I finally had my Turner 5-Spot rebuilt. When I bought the RFX, I used some of the parts from the 5-Spot to finish it, stripped the 5-Spot down and sent the frame back to Turner for a program they have to get it repainted and have the pivots replaced. It’s been back for a long time, just sitting at home waiting to be built up and ridden. Over the course of the months it’s been since then, I’ve collected new gear to outfit it with.

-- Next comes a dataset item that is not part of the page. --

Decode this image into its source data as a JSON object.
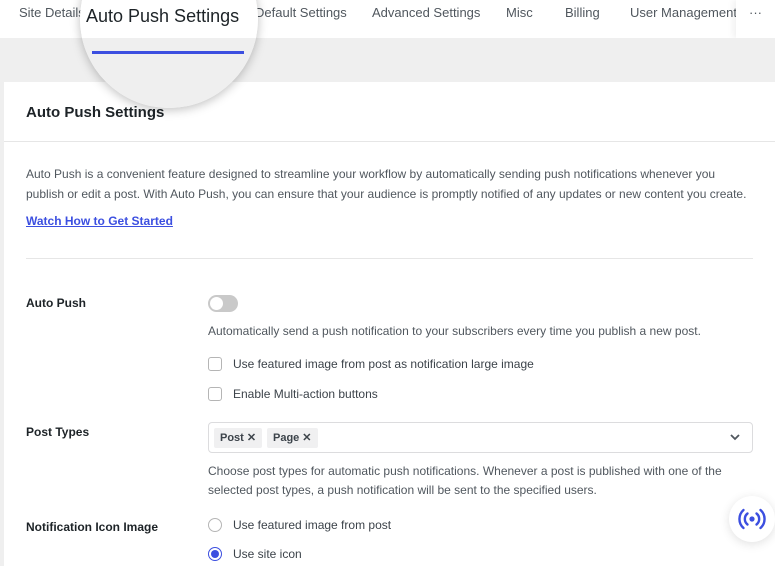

It’s got new wheels, built lighter than the ones that are now on the RFX. It’s got an all-new drivetrain, mostly X.0 and XTR gear. The Pike 454 Air was pretty new when I decommissioned the bike, as were the XTR brakes, and so they’re back on. The only thing I need to do to finish it off is replace the Romic coil rear shock and put a lighter air shock on it. It weighs 28.6 pounds now, down from over 32 before and I imagine that rear shock will take a bit more off of that. I also put on a set of Push rear rockers to balance the Pike some.
Now that I’ve been riding the RFX exclusively for almost 2 years, it’s interesting to go back to the Spot. I was worried that the differences might not be enough to really matter, but those differences can really be felt on the trail, although they aren’t surprising. The Spot is definitely more nimble and climbs better, and I’d say is the more versatile bike of the two. The RFX’s suspension is superior in every way–very confidence inspiring–making it a solid descender. I’m happy to have them both, as it’s nice to have an “extra” bike when one needs a repair, and they’re both versatile enough to be ridden anywhere.
I plan to ride the Spot as my main bike again, and pull out the RFX for rides with more downhill or stunts, like Demo, Downieville or Pacifica. I’ll take it to Canada again, of course. But I’m very happy the Spot is back in the stable.